Home sales forecast cut due to incoming tighter mortgage rules
OTTAWA — The Canadian Real Estate Association has cut its home sales forecast for next year due to the impact of tighter mortgage regulations that come into effect New Year’s Day, which are expected to rein in spending for some buyers.
The association said in an updated projection Thursday the banking regulator’s revised mortgage underwriting guidelines, which include a stress test for uninsured mortgages, will reduce sales activity across the country, particularly in and around Toronto and Vancouver.
The association now forecasts a 5.3 per cent drop in national sales to 486,600 units next year.
That new estimate shaves about 8,500 sales from its previous 2018 forecast.
The national home price is expected to slip by 1.4 per cent in 2018 to $503,100.
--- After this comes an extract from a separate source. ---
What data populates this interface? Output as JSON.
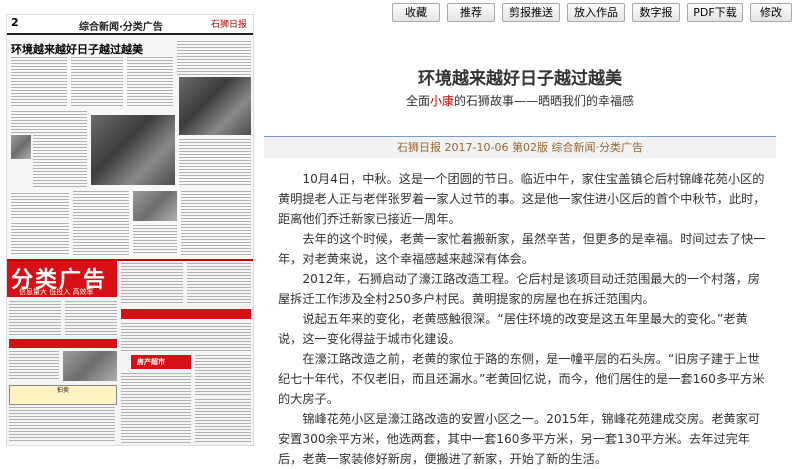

“With some homebuyers likely advancing their purchase decision before the new rules come into effect next year, the ‘pull-forward’ of these sales may come at the expense of sales in the first half of 2018,” the association said in a statement.
“Meanwhile, other potential homebuyers are anticipated to stay on the sidelines as they save up a larger down payment before purchasing and contributing to a modest improvement in sales activity in the second half of 2018.”
In November, the number of homes sold through its Multiple Listing Service rose by 3.9 per cent compared with October, led by a 16 per cent sales spike in the Greater Toronto Area.
Sales were up 2.6 per cent from last November, marking the first year-over-year increase since March.
That helped send the national home price up 2.9 per cent, yearover-year, to $504,000.
The number of newly listed homes rose 3.5 per cent in November, which reflected a large increase in new supply across the GTA.